Adhering to an assigned word count is like the other two previously mentioned ways to make your editor your friend: it’s just common sense, as well as common courtesy. Despite this, I have received 400 word stories when I asked 2,500 and 1,500 word stories when I asked for 500. The first was from a first-time writer working on a trade magazine article who was in over his head. The second was from a long-time writer, who had also edited the publication I was working at before I did, who just felt he had more that he “wanted readers to know about” that he had to stuff in his op-ed column.
Guess whose piece I revised gladly? Guess whose piece completely hacked me off (since this all took place after deadline)?
I think most writers, experienced or not, don’t write long or short with ill intent. It also seems to me that the vast majority of writers miss word count by over-writing rather than under-writing.
Many writers do as I do when I write an article and over-research, which can lead to writing long if the scope of the article wasn’t clearly delineated when the assignment was made. Plentiful research, as useful as it is for finding the telling detail or confirming speculations made by sources, can also tempt the writer into wanting to find a way to cram everything into the article.

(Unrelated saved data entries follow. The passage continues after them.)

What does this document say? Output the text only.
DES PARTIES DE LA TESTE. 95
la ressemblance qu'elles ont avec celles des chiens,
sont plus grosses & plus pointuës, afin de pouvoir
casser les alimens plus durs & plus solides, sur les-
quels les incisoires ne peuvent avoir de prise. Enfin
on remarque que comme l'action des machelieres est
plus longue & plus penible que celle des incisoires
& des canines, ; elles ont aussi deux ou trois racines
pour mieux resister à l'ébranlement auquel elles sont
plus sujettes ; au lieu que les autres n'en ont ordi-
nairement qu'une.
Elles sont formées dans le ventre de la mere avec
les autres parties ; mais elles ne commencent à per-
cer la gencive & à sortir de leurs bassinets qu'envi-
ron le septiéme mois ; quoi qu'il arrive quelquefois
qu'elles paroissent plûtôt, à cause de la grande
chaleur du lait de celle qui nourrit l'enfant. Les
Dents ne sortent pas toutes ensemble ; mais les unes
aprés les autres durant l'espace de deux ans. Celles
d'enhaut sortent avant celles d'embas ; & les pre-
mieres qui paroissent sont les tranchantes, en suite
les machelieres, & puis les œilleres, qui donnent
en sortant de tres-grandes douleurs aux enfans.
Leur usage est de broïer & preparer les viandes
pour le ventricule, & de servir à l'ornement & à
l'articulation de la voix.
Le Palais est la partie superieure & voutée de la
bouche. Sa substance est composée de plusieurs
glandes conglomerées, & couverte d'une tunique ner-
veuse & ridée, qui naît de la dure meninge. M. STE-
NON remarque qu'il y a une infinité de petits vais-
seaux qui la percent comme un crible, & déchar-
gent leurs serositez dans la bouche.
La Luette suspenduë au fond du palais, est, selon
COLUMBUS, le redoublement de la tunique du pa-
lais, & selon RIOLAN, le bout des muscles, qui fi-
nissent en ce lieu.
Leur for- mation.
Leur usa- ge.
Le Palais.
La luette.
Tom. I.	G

One of the most helpful cures when you’ve gone over your word count is to go back to your “nut graph” and strain the paragraphs that follow through that filter. How directly do they relate to the main point of your article? If the content is mostly diversion, can you make a convincing argument that the words must stay—and find other words that can go instead?
Other typical easy ways to trim an article:
- If you have a tendency to put “echo quotes” (a second source more or less agreeing with the first person, with little elaboration) in your stories, take them out.
- Write in the active voice. Passages written in passive voice almost always take more words to say the same thing.
- Watch for the tendency to engage in “throat-clearing” and write useless set-ups for our quotes.